Bukannya sombong, ujar dia, tapi memang Sekoci sudah pernah dibuatkan film dokumenter oleh mahasiswa seni Kalimantan Timur. Meski begitu dia belum merasa hebat, Enot memang orang yang sederhana.
Enot mulai mengayuh sepeda kopinya dari jam 5 sore, dari pemuda ke remaja. Setiap hari begitu kecuali di hari minggu, ia memutuskan untuk libur.
Untuk saat ini, omzetnya bukan main-main. Dia bisa meraup Rp 800 ribu dari jam 5 sore hingga jam 8 malam. Tak heran, sebab Enot tidak henti-hentinya menerima pesanan. Setiap hari, ia kehabisan bahan dan pelanggan tetap datang. Sayangnya, Sekoci tidak bisa membawa banyak bahan karena tempat terbatas, hanya segerobak sepeda.
“Saya ingin yang sederhana, kalau buka tempat dengan ruko-ruko begitu ya pengen. Tapi saya tidak akan meninggalkan gerobak di sini,” ungkap Enot.
Persaingan konsep dengan tempat-tempat mewah, tidak membuat Enot tergugah. Ia tetap ingin terus melanjutkan gerobak kopinya, dari Sekoci ia bisa memenuhi kebutuhan kehidupannya.
Bukan tanpa tantangan, di awal merintis ia bahkan hanya bisa menjual satu gelas. “Kadang cuma satu gelas di awal-awal, tapi seperti yang saya bilang, konsistensi itu penting,” begitu kata enot. Konsistensi, itu ramuan terpenting dari usaha yang ia bangun. Meski hanya segelas, Enot tetap terus berjuang. Hingga tak terasa 8 tahun berlalu.
Di masa-masa Covid, beberapa tahun lalu, Sekoci bertahan dengan susah payah. Syukurnya Enot juga membuka di depan rumahnya, terkadang ada saja yang membeli kopi untuk dibawa pulang. Konsistensi itu membawanya kepada kehidupan dan mimpinya.

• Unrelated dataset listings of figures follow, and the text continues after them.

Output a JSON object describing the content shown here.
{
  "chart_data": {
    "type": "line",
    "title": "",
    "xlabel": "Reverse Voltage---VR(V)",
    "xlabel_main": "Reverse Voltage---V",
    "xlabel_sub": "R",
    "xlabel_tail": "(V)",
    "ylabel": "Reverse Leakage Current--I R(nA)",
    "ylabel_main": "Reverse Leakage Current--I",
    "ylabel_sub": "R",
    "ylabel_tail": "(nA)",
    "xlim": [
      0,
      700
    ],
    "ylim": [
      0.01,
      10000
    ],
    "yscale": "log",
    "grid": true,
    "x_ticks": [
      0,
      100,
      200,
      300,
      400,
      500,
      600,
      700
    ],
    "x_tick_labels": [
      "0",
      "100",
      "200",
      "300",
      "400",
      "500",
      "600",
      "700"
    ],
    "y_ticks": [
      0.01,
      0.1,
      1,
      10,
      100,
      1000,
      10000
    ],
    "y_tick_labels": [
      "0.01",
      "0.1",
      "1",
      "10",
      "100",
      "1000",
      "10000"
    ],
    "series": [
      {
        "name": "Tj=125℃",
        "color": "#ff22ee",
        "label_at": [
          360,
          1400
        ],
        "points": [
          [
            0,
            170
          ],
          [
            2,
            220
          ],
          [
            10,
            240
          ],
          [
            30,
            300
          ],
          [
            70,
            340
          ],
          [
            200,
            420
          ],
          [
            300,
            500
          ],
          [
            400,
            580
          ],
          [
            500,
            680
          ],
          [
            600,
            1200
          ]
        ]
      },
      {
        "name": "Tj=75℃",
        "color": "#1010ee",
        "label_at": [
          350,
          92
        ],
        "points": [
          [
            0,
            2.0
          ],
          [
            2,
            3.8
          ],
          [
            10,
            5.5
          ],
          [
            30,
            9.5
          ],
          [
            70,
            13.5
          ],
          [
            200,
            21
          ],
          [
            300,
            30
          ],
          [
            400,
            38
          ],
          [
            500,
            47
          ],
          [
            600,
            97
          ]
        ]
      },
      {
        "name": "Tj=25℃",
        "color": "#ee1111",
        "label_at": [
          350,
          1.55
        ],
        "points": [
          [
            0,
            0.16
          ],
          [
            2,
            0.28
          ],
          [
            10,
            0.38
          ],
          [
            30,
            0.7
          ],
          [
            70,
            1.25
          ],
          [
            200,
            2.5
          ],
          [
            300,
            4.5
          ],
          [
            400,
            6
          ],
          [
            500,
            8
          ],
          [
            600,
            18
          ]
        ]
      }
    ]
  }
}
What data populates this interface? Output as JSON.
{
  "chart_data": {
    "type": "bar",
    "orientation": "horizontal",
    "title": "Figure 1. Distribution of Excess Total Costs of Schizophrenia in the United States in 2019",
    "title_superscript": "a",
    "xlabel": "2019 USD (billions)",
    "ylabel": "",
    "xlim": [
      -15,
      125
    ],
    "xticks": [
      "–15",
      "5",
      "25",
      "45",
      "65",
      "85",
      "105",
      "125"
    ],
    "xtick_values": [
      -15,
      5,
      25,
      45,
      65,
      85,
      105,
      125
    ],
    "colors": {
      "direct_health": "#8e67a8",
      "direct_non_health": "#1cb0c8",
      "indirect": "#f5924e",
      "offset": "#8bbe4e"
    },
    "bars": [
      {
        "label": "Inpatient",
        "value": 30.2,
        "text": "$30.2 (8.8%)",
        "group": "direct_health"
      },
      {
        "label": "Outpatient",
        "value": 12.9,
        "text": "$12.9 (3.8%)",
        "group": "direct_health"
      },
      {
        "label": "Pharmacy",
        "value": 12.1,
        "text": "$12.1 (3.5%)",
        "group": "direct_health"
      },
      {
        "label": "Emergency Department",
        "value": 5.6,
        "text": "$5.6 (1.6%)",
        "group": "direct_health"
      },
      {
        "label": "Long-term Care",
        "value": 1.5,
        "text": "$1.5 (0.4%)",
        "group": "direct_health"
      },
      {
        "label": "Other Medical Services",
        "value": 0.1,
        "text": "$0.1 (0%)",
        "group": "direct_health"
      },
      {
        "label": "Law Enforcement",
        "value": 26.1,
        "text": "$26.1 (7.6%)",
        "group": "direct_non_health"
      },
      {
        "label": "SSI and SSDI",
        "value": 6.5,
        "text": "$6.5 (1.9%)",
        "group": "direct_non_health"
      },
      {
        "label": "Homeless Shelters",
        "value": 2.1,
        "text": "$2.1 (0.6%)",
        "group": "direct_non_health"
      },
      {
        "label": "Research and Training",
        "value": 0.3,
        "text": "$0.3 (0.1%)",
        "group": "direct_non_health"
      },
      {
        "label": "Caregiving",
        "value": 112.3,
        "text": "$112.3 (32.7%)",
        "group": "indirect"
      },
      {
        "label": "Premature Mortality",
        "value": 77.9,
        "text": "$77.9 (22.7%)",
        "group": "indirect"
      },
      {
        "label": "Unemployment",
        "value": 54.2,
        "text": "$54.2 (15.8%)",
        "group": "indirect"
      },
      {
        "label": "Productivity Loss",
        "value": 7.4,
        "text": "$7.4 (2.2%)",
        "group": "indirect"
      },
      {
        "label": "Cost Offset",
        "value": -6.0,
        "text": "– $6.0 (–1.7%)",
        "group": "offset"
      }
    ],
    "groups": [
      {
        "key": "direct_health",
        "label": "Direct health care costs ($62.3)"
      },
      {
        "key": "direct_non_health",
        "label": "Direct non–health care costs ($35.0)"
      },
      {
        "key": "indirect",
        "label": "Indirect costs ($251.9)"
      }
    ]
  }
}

Waktu 8 tahun bukanlah sebentar. Mengayuh dan terus mengayuh, ia terus memperjuangkan kopi untuk penikmat kopi di Samarinda. Tidak sia-sia, nama Sekoci sudah seperti legenda di dunia kopi Samarinda. Dengan tas bertuliskan “Ceritakan Kopi Indonesia,” terus memperkenalkan kopi dengan sejuta kisah rasa.
“Eksperimen kopi sudah beraneka ragam. Anehnya malah meninggalkan kopi-kopi manual yang menjadi dasar awal. Banyak metode yang sudah dilupakan,” pangkasnya.
Edukasi itu penting, misalkan ada yang tanya kopinya dari mana, kita perlu jelaskan proses kopinya bagaimana, ciri khas rasanya dan pendekatan seduhannya. Enot begitu memperhatikan cara menyajikan kopi, hal yang langka ditemui di cafe-cafe modern saat ini.